Beth Bunge and Terry Todd... co-owners of Palmetto Autism Interventions.. says it starts with the lack of medicaid funding

Columbia, SC (WLTX) - Imagine if your child was struggling with autism and there was no way to help them. That is becoming the reality for some parents in South Carolina. Some Autism Care Providers are closing because it is too expensive for them to continue services.

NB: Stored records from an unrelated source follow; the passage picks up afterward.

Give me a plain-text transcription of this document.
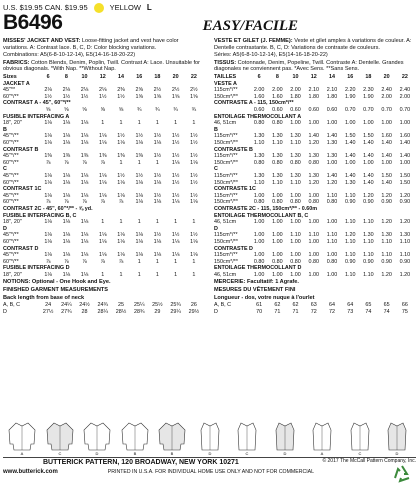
U.S. $19.95 CAN. $19.95	YELLOW L
B6496	EASY/FACILE

MISSES' JACKET AND VEST: Loose-fitting jacket and vest have color variations. A: Contrast lace. B, C, D: Color blocking variations.

Combinations: A5(6-8-10-12-14), E5(14-16-18-20-22)

FABRICS: Cotton Blends, Denim, Poplin, Twill. Contrast A: Lace. Unsuitable for obvious diagonals. *With Nap. **Without Nap.

Sizes	6	8	10	12	14	16	18	20	22
JACKET A									
45"**	2⅛	2⅛	2⅛	2⅛	2⅜	2⅝	2½	2½	2½
60"*/**	1½	1½	1½	1½	1½	1⅝	1⅝	1⅝	1⅝
CONTRAST A - 45", 60"*/**									
	⅝	⅝	⅝	⅝	⅝	¾	¾	¾	¾
FUSIBLE INTERFACING A									
18", 20"	1⅛	1⅛	1⅛	1	1	1	1	1	1
B									
45"*/**	1⅛	1⅛	1⅛	1⅛	1½	1½	1½	1½	1½
60"*/**	1⅛	1⅛	1⅛	1⅛	1⅛	1⅛	1⅛	1½	1½
CONTRAST B									
45"*/**	1⅜	1⅜	1⅜	1⅜	1⅜	1⅜	1½	1½	1½
60"*/**	⅞	⅞	⅞	⅞	1	1	1	1⅛	1⅛
C									
45"*/**	1⅛	1⅛	1⅛	1⅛	1½	1½	1½	1½	1½
60"*/**	1⅛	1⅛	1⅛	1⅛	1⅛	1⅛	1⅛	1½	1½
CONTRAST 1C									
45"*/**	1⅛	1⅛	1⅛	1⅛	1⅛	1⅛	1½	1½	1½
60"*/**	⅞	⅞	⅞	⅞	⅞	1⅛	1⅛	1⅛	1⅛
CONTRAST 2C - 45", 60"*/** - ⅝ yd.									
FUSIBLE INTERFACING B, C									
18", 20"	1⅛	1⅛	1⅛	1	1	1	1	1	1
D									
45"*/**	1⅛	1⅛	1⅛	1⅛	1⅛	1⅛	1½	1½	1½
60"*/**	1⅛	1⅛	1⅛	1⅛	1⅛	1⅛	1⅛	1⅛	1⅛
CONTRAST D									
45"*/**	1⅛	1⅛	1⅛	1⅛	1⅛	1⅛	1⅛	1⅛	1⅛
60"*/**	⅞	⅞	⅞	⅞	⅞	1	1	1	1
FUSIBLE INTERFACING D									
18", 20"	1⅛	1⅛	1⅛	1	1	1	1	1	1

NOTIONS: Optional - One Hook and Eye.

FINISHED GARMENT MEASUREMENTS

Back length from base of neck

A, B, C	24	24¼	24½	24¾	25	25¼	25½	25¾	26
D	27½	27¾	28	28¼	28½	28¾	29	29¼	29½

VESTE ET GILET (J. FEMME): Veste et gilet amples à variations de couleur. A: Dentelle contrastante. B, C, D: Variations de contraste de couleurs.

Séries: A5(6-8-10-12-14), E5(14-16-18-20-22)

TISSUS: Cotonnade, Denim, Popeline, Twill. Contraste A: Dentelle. Grandes diagonales ne conviennent pas. *Avec Sens. **Sans Sens.

TAILLES	6	8	10	12	14	16	18	20	22
VESTE A									
115cm*/**	2.00	2.00	2.00	2.10	2.10	2.20	2.30	2.40	2.40
150cm*/**	1.60	1.60	1.80	1.80	1.80	1.90	1.90	2.00	2.00
CONTRASTE A - 115, 150cm*/**									
	0.60	0.60	0.60	0.60	0.60	0.70	0.70	0.70	0.70
ENTOILAGE THERMOCOLLANT A									
46, 51cm	0.80	0.80	1.00	1.00	1.00	1.00	1.00	1.00	1.00
B									
115cm*/**	1.30	1.30	1.30	1.40	1.40	1.50	1.50	1.60	1.60
150cm*/**	1.10	1.10	1.10	1.20	1.30	1.40	1.40	1.40	1.40
CONTRASTE B									
115cm*/**	1.30	1.30	1.30	1.30	1.30	1.40	1.40	1.40	1.40
150cm*/**	0.80	0.80	0.80	0.80	1.00	1.00	1.00	1.00	1.00
C									
115cm*/**	1.30	1.30	1.30	1.30	1.40	1.40	1.40	1.50	1.50
150cm*/**	1.10	1.10	1.10	1.20	1.20	1.30	1.40	1.40	1.50
CONTRASTE 1C									
115cm*/**	1.00	1.00	1.00	1.00	1.10	1.10	1.20	1.20	1.20
150cm*/**	0.80	0.80	0.80	0.80	0.80	0.90	0.90	0.90	0.90
CONTRASTE 2C - 115, 150cm*/** - 0.60m									
ENTOILAGE THERMOCOLLANT B, C									
46, 51cm	1.00	1.00	1.00	1.00	1.00	1.10	1.10	1.20	1.20
D									
115cm*/**	1.00	1.00	1.10	1.10	1.10	1.20	1.30	1.30	1.30
150cm*/**	1.00	1.00	1.00	1.00	1.10	1.10	1.10	1.10	1.10
CONTRASTE D									
115cm*/**	1.00	1.00	1.00	1.00	1.00	1.10	1.10	1.10	1.10
150cm*/**	0.80	0.80	0.80	0.80	0.80	0.90	0.90	0.90	0.90
ENTOILAGE THERMOCOLLANT D									
46, 51cm	1.00	1.00	1.00	1.00	1.00	1.10	1.10	1.20	1.20

MERCERIE: Facultatif: 1 Agrafe.

MESURES DU VÊTEMENT FINI

Longueur - dos, votre nuque à l'ourlet

A, B, C	61	62	62	63	64	64	65	65	66
D	70	71	71	72	72	73	74	74	75
A	C	D	B	B	D	C	D	A	C	D
BUTTERICK PATTERN, 120 BROADWAY, NEW YORK 10271	© 2017 The McCall Pattern Company, Inc.
www.butterick.com	PRINTED IN U.S.A. FOR INDIVIDUAL HOME USE ONLY AND NOT FOR COMMERCIAL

"You feel so helpless and you feel like nobody wants to help us," said Deborah Magill, whose granddaughter has autism.
 
Magill says she feels emotionally drained thinking about the future of her granddaughter's autism care services.
 
"You've got it going, and then a bomb," Magill said.
 
That bomb was a notification that her care providers, Palmetto Autism Interventions, is closing. 
 
"It just has become it's too much," said Beth Bunge, co-owner of Palmetto Autism Interventions.
 
Bunge and Terry Todd are co-owners of Palmetto Autism Interventions. They say it starts with the lack of Medicaid funding.
 
"Most of the surrounding states are getting $40-$50 per hour for the same service, we're getting $15," Bunge said.
 
On top of that, starting July 1st, Bunge says Medicaid will stop paying for their plan developments.
 
"You assess the child, you plan for what the services will be, and then you go in and work with the child," Bunge says, "that will no longer be reimbursed."
 
Bunge says that is about $1300 per child. She says training requirements for therapists will also increase. 
 
"That's about $800-$900 dollars per person that we're spending just to get someone through the door," Bunge said.
 
Bunge says closing down puts their 100 kids out of service.. but that doesn't even scratch the surface. The South Carolina Autism Society says there are about 2000 children with autism on the waiting list.
  
These changes mean several other autism care providers will be closing, while others will stop accepting Medicaid.
 
"It shouldn't be this difficult," Magill said.
 
Magill says her granddaughter and all children dealing with autism deserve better.
 
"They deserve every service that they can get as early as they can get, and that's not happening in South Carolina," Magill said.
 
Bunge says a year of care for children with autism costs about $50,000.